The amino acid sequences of predicted ORs, IRs, GRs, SNMPs, OBPs and CSPs from B. minax were aligned together with proteins from Dipterans with ClustalW method [73], and Maximum-likelihood trees were constructed in IQ-TREE (version 2.1.7) using best-fitting substitution-model [74]. Branch support was assessed with 1000 bootstrap replicates. Phylogenetic trees were visualized with FigTree (http://tree.bio.ed.ac.uk/software/figtree). OR sequences were obtained from D. melanogaster, B. dorsalis, Calliphora stygia and M. domestica. The IR data set contained IR sequences from D. melanogaster, C. stygia, and C. capitate. The GR data set contained GR sequences from D. melanogaster, B. dorsalis, and C. stygia. The OBP data set contained OBP sequences from D. melanogaster, B. dorsalis, Anastrepha fraterculus, A. obliqua and C. capitate. The SNMP data set contained SNMP sequences from D. melanogaster, B. dorsalis, M. domestica and Anopheles gambiae. For the CSP data set, we selected CSP sequences from D. melanogaster, B. dorsalis, M. domestica and Glossina morsitans morsitans. These sequences used for constructing phylogenetic trees are listed in Additional file 8: Table S5.

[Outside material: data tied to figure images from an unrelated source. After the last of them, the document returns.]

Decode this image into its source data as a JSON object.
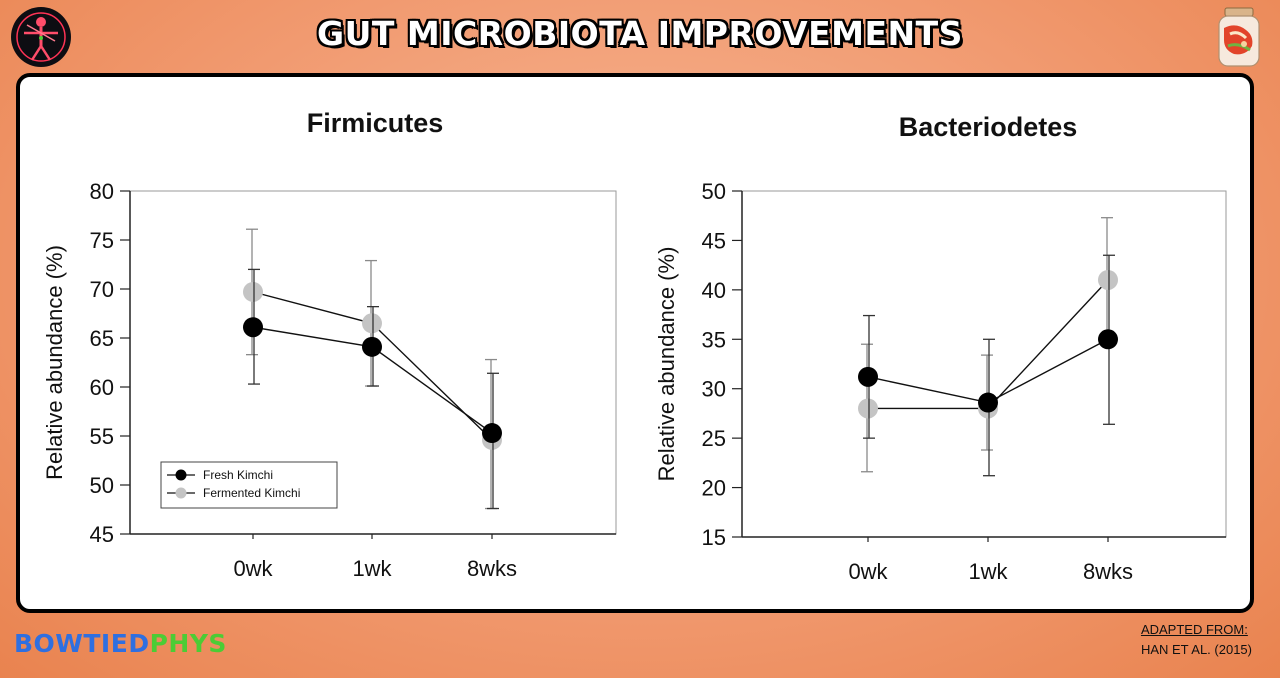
{
  "header": {
    "title": "GUT MICROBIOTA IMPROVEMENTS",
    "left_logo_icon": "vitruvian-body-icon",
    "right_logo_icon": "kimchi-jar-icon"
  },
  "footer": {
    "brand_part1": "BOWTIED",
    "brand_part2": "PHYS",
    "source_label": "ADAPTED FROM:",
    "source_citation": "HAN ET AL. (2015)"
  },
  "colors": {
    "fresh": "#000000",
    "fermented": "#c4c4c4",
    "background": "#f19a70",
    "brand_blue": "#2f6fe0",
    "brand_green": "#4ccc35"
  },
  "chart_data": [
    {
      "type": "line",
      "title": "Firmicutes",
      "ylabel": "Relative abundance (%)",
      "xlabel": "",
      "categories": [
        "0wk",
        "1wk",
        "8wks"
      ],
      "ylim": [
        45,
        80
      ],
      "yticks": [
        45,
        50,
        55,
        60,
        65,
        70,
        75,
        80
      ],
      "legend": {
        "position": "bottom-left",
        "entries": [
          "Fresh Kimchi",
          "Fermented Kimchi"
        ]
      },
      "series": [
        {
          "name": "Fresh Kimchi",
          "color": "#000000",
          "values": [
            66.1,
            64.1,
            55.3
          ],
          "err_low": [
            60.3,
            60.1,
            47.6
          ],
          "err_high": [
            72.0,
            68.2,
            61.4
          ]
        },
        {
          "name": "Fermented Kimchi",
          "color": "#c4c4c4",
          "values": [
            69.7,
            66.5,
            54.6
          ],
          "err_low": [
            63.3,
            60.1,
            47.6
          ],
          "err_high": [
            76.1,
            72.9,
            62.8
          ]
        }
      ]
    },
    {
      "type": "line",
      "title": "Bacteriodetes",
      "ylabel": "Relative abundance (%)",
      "xlabel": "",
      "categories": [
        "0wk",
        "1wk",
        "8wks"
      ],
      "ylim": [
        15,
        50
      ],
      "yticks": [
        15,
        20,
        25,
        30,
        35,
        40,
        45,
        50
      ],
      "series": [
        {
          "name": "Fresh Kimchi",
          "color": "#000000",
          "values": [
            31.2,
            28.6,
            35.0
          ],
          "err_low": [
            25.0,
            21.2,
            26.4
          ],
          "err_high": [
            37.4,
            35.0,
            43.5
          ]
        },
        {
          "name": "Fermented Kimchi",
          "color": "#c4c4c4",
          "values": [
            28.0,
            28.0,
            41.0
          ],
          "err_low": [
            21.6,
            23.8,
            34.6
          ],
          "err_high": [
            34.5,
            33.4,
            47.3
          ]
        }
      ]
    }
  ]
}
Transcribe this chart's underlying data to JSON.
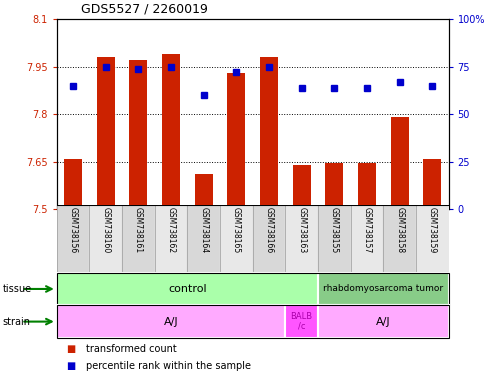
{
  "title": "GDS5527 / 2260019",
  "samples": [
    "GSM738156",
    "GSM738160",
    "GSM738161",
    "GSM738162",
    "GSM738164",
    "GSM738165",
    "GSM738166",
    "GSM738163",
    "GSM738155",
    "GSM738157",
    "GSM738158",
    "GSM738159"
  ],
  "bar_values": [
    7.66,
    7.98,
    7.97,
    7.99,
    7.61,
    7.93,
    7.98,
    7.64,
    7.645,
    7.645,
    7.79,
    7.66
  ],
  "dot_values": [
    65,
    75,
    74,
    75,
    60,
    72,
    75,
    64,
    64,
    64,
    67,
    65
  ],
  "y_min": 7.5,
  "y_max": 8.1,
  "y_ticks": [
    7.5,
    7.65,
    7.8,
    7.95,
    8.1
  ],
  "y2_ticks": [
    0,
    25,
    50,
    75,
    100
  ],
  "bar_color": "#cc2200",
  "dot_color": "#0000cc",
  "tissue_control_color": "#aaffaa",
  "tissue_tumor_color": "#88cc88",
  "strain_color": "#ffaaff",
  "strain_balb_color": "#ff55ff",
  "tissue_control_label": "control",
  "tissue_tumor_label": "rhabdomyosarcoma tumor",
  "strain_aj_label": "A/J",
  "strain_balb_label": "BALB\n/c",
  "n_control": 8,
  "n_balb": 1,
  "legend_red": "transformed count",
  "legend_blue": "percentile rank within the sample"
}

Expression analysis by real-time quantitative PCR

The expression profiles of all 40 ORs and 14 antennal IRs were analyzed using RT-qPCR. Total RNA isolated from antennae (300 pairs of each sex), rectal glands (50 of each sex), foreleg tarsi (300 pairs of each sex), proboscises (50 of each sex) and wings (50 of each sex), and cDNA was synthesized using PrimeScrip RT Master Mix kit (Takara, China). RT-qPCR experiments including negative controls (without cDNA template) were performed on a Light Cycler 480 System (Roche Applied Science) using a mixture of 10 μl 2× SYBR Green PCR Master Mix, with the reaction programs: 95 °C for 15 min, followed by 40 cycles of 95 °C for 10 s and 60 °C for 32 s. Then, the PCR products were heated to 95 °C for 15 s, cooled to 60 °C for 1 min, heated to 95 °C for 30 s and cooled to 60 °C for 15 s to measure the dissociation curves. Each sample had three biological replicates and each replicate had three technical duplicates. Relative transcript abundance was determined using the 2-ΔΔCT method [75]. To normalize the gene expression studies, two reference genes, α-tubulin (Bminα-TUB) and glyceraldehyde-3-phosphate dehydrogenase 2 (BminGAPDH2) were selected in our transcriptomes [76, 77]. Gene-specific primers were designed using Primer3 (http://primer3.ut.ee/) and are listed in Additional file 9: Table S6. Comparative analyses for each gene among various samples were analyzed with a one-way nested analysis of variance (ANOVA), followed by Tukey’s honestly significance difference (HSD) tests implemented in Prism 7.0 (GraphPad Software, CA). All values are presented as the mean ± SE.